‘Run status’ is given as NxM yr where N is the number of ensemble members that have been completed and M is the number of years required for the submission (some experiments may have run a few extra years).
Raw model output is available here: /g/data/p73/archive/CMIP7/ACCESS-ESM1-6/production in the directory listed under ‘p73 location’. Access to p73 can be requested through MyNCI. The piControl run is split across two directories. The first 100 years in the esm-piControl directory is considered spin-up.
The historical experiments run from 1850 to 2021. Scenarios will run from 2022 to 2100 with forcings from integrated assessment models and to 2150 or longer with more idealised forcings.
Concentration-driven idealised simulations: global mean surface air temperature
The temperature anomaly is calculated as the difference from the mean of the first 100 years of the piControl simulation.
The control simulation (run under constant 1850 conditions) (black) shows stable global mean temperature as expected. Temperature increases rapidly (red) when atmospheric CO2 is instantaneously quadrupled. The temperature increase is approximately linear when CO2 is increased by 1% per year (blue). In the case where only the biogeochemistry is forced with the increasing CO2 (green), the temperature is close to that of the control run. In the case where only the radiation scheme is subject to the increasing CO2, the temperature increase is close to that of the standard 1pctCO2 case.
Concentration-driven idealised simulations: carbon fluxes
The figure shows the globally integrated carbon source (positive) or sink (negative) to the atmosphere from the land (thin lines) and ocean (thick lines). A 10-year running-mean is shown as the land fluxes have large interannual variability responding to interannual climate variability.
The control simulation (black) shows carbon fluxes that are close to zero as required. Land carbon fluxes are more variable than ocean carbon fluxes. When atmospheric CO2 is instantaneously quadrupled, both land and ocean take up carbon (red) with the ocean sink being stronger and lasting longer than the land sink.
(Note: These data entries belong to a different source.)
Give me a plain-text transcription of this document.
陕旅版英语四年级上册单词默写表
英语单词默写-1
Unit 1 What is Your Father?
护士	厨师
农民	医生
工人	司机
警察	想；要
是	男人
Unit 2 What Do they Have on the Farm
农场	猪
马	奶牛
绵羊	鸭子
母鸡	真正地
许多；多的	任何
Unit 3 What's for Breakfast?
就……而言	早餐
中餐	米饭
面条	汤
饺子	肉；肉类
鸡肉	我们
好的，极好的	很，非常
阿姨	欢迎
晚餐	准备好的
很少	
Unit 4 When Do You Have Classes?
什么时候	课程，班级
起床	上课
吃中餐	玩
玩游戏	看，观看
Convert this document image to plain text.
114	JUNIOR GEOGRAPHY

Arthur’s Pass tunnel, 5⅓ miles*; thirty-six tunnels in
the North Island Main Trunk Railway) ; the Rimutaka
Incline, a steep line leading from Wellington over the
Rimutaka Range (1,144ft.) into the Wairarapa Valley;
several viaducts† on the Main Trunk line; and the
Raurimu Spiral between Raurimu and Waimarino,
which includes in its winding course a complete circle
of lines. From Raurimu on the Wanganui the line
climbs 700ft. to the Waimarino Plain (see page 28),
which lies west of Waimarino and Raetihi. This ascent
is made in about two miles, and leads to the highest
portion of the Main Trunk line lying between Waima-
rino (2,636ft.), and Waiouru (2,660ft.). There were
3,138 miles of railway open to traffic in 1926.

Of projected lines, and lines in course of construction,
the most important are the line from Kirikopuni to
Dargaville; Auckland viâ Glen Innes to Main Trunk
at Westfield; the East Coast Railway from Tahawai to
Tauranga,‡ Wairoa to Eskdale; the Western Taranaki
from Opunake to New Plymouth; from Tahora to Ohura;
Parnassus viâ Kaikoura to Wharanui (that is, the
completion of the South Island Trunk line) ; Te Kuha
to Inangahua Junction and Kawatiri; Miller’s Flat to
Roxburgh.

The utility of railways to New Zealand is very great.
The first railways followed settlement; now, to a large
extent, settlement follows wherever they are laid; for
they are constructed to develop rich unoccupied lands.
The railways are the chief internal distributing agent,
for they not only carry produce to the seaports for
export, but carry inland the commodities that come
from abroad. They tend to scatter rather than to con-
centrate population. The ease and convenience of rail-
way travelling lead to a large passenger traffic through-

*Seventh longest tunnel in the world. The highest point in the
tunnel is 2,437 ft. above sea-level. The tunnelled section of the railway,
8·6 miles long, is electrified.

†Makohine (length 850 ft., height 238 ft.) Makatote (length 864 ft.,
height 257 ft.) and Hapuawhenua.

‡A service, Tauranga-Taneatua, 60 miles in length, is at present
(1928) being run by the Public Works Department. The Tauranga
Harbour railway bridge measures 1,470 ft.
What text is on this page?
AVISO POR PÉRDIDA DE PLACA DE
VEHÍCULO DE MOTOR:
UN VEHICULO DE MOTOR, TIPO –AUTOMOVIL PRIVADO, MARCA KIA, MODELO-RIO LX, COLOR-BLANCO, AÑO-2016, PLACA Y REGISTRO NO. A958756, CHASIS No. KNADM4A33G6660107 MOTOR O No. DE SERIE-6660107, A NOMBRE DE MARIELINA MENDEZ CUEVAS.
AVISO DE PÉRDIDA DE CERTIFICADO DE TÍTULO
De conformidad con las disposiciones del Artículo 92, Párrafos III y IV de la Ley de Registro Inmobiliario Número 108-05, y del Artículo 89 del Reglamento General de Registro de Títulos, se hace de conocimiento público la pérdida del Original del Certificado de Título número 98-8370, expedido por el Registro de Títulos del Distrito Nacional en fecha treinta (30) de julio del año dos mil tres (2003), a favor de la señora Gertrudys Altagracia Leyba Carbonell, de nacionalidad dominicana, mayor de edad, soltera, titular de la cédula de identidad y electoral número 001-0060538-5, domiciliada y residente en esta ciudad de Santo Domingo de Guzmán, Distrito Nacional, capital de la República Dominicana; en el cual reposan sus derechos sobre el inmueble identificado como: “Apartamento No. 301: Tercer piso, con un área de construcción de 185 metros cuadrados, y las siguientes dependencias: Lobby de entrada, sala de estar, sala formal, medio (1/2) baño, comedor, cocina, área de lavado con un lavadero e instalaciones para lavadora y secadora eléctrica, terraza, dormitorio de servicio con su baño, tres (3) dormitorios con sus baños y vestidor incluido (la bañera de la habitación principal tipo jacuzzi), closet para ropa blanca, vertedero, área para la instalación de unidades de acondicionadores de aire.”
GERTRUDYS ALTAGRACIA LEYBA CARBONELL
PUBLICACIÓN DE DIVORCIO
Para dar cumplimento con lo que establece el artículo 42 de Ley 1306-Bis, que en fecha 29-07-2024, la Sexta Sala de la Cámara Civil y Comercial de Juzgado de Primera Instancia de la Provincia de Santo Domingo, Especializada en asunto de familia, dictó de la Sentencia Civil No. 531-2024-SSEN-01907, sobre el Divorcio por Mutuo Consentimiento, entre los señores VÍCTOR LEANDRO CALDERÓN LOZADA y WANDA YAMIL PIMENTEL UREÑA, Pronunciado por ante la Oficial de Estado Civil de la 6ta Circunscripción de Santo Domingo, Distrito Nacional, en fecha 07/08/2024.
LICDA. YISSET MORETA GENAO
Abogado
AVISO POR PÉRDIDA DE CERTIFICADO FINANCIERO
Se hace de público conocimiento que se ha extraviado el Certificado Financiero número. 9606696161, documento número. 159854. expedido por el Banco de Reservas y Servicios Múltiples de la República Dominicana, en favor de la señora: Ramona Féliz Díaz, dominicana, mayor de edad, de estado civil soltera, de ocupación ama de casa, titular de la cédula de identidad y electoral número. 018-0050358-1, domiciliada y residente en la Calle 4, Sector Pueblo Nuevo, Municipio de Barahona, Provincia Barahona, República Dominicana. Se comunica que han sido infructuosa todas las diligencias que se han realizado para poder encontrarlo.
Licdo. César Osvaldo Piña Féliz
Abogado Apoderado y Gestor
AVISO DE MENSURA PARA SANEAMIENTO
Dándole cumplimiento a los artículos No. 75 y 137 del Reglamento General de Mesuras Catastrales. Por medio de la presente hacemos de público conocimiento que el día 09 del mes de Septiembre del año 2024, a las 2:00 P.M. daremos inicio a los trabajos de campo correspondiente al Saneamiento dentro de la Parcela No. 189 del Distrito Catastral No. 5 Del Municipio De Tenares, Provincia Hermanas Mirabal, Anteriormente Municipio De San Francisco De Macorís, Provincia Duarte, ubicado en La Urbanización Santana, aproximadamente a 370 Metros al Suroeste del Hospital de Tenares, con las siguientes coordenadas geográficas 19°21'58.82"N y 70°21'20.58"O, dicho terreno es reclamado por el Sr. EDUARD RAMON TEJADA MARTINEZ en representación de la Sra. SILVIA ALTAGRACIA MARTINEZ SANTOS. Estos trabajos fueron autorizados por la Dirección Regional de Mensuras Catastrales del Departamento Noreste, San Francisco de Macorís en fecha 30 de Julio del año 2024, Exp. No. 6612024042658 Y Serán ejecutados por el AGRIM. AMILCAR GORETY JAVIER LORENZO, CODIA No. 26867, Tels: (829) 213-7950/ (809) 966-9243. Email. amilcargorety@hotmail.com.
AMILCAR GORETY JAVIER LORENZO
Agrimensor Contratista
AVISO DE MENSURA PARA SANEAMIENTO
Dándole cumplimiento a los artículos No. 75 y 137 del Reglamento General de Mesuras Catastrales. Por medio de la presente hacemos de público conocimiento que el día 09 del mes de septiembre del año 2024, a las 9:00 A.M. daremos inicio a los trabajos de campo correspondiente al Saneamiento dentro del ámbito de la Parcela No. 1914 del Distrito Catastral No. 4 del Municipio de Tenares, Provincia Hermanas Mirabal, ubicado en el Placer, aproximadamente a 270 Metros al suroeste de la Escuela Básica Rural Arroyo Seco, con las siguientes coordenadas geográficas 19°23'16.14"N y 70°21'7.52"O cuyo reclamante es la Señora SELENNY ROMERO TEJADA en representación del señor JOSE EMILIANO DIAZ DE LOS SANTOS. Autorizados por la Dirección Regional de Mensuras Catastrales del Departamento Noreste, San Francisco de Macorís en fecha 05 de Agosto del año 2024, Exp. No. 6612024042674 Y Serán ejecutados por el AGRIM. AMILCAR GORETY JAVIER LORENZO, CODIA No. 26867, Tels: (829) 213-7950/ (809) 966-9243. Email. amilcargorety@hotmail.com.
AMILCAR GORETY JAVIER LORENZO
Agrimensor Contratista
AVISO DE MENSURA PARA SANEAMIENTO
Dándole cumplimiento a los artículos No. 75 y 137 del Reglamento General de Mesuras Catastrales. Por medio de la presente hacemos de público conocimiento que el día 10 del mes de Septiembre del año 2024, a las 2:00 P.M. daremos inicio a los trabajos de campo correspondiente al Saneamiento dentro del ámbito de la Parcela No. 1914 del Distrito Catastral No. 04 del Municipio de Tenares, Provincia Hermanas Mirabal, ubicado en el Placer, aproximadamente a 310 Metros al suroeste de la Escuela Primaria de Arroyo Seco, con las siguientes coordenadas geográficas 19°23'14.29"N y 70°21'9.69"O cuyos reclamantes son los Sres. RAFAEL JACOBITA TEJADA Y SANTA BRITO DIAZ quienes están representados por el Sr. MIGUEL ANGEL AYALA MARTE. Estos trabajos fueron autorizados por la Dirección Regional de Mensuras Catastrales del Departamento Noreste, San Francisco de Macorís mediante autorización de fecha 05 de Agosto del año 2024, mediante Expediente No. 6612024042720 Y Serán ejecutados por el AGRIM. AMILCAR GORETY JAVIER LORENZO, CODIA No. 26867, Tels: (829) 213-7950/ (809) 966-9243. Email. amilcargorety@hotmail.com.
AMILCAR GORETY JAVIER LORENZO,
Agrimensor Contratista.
When CO2 is increased by 1% per year, both land and ocean initially respond by taking up carbon (blue) but the land sink reduces over time and becomes a source as temperature increases. The behaviour is similar when only the biogeochemistry is forced with the increasing CO2 (green) with both ocean and land showing slightly larger CO2 sinks. When only the radiation scheme is forced with increasing CO2 (magenta), the ocean carbon flux remains close to zero while the land shows a carbon source, driven by the temperature increase in this case.
Emissions-driven idealised simulations
In emissions-driven simulations the experiment is forced with anthropogenic emissions rather than atmospheric CO2 concentration. Simulated land and ocean carbon fluxes change the atmospheric CO2 concentration.
The figures show the emissions-driven piControl (black) and esm-flat10 (red). The esm-flat10 experiment has globally and temporally uniform emissions totalling 10 PgC/yr. The CO2 concentration in the esm-piControl is very stable (as desired) while it grows approximately linearly in the esm-flat10 case but more slowly than the concentration-driven 1pctCO2 (blue). The temperature increase is also slower than 1pctCO2. A larger maximum temperature anomaly is reached in esm-flat10 despite a lower maximum CO2 concentration. This indicates a feedback between the carbon cycle and climate.
The land and ocean carbon fluxes respond to the increasing atmospheric CO2 and changing climate. The ocean flux is mostly driven by the change in CO2 and responds with much larger uptake in the 1pctCO2 case than in the esm-flat10 case where there is more time for ocean CO2 to start to equilibrate with the atmosphere. The land carbon fluxes are more similar suggesting a larger influence from the warming climate.
Emissions-driven historical run
The emissions-driven historical experiment runs from 1850 to 2021 and is forced by fossil fuel carbon emissions. Atmospheric CO2 depends on these emissions and modelled carbon uptake by the land biosphere and ocean. The impact of carbon in the atmosphere due to land-use change is also simulated based on prescribed changes to the mix of vegetation types in each grid-cell.
Global mean simulated atmospheric CO2 for the lowest model level (left panel, red) compares well with the whole-of-atmosphere atmospheric CO2 (black) that would be prescribed in a concentration-driven historical simulation. Note that atmospheric CO2 is relatively well-mixed through the troposphere on annual timescales. Ensuring a good match with atmospheric CO2 at the end of the simulation has been prioritised over the earlier part of the historical period, to ensure that future scenarios are starting from current atmospheric CO2 levels.
Global mean surface air temperature (right panel, red) compares well with observed temperature (black). Interannual variations (other than those externally forced e.g. volcanoes) are not expected to match between the model simulation and observations. An ensemble of historical experiments will be run to better characterize internal variability and forced changes.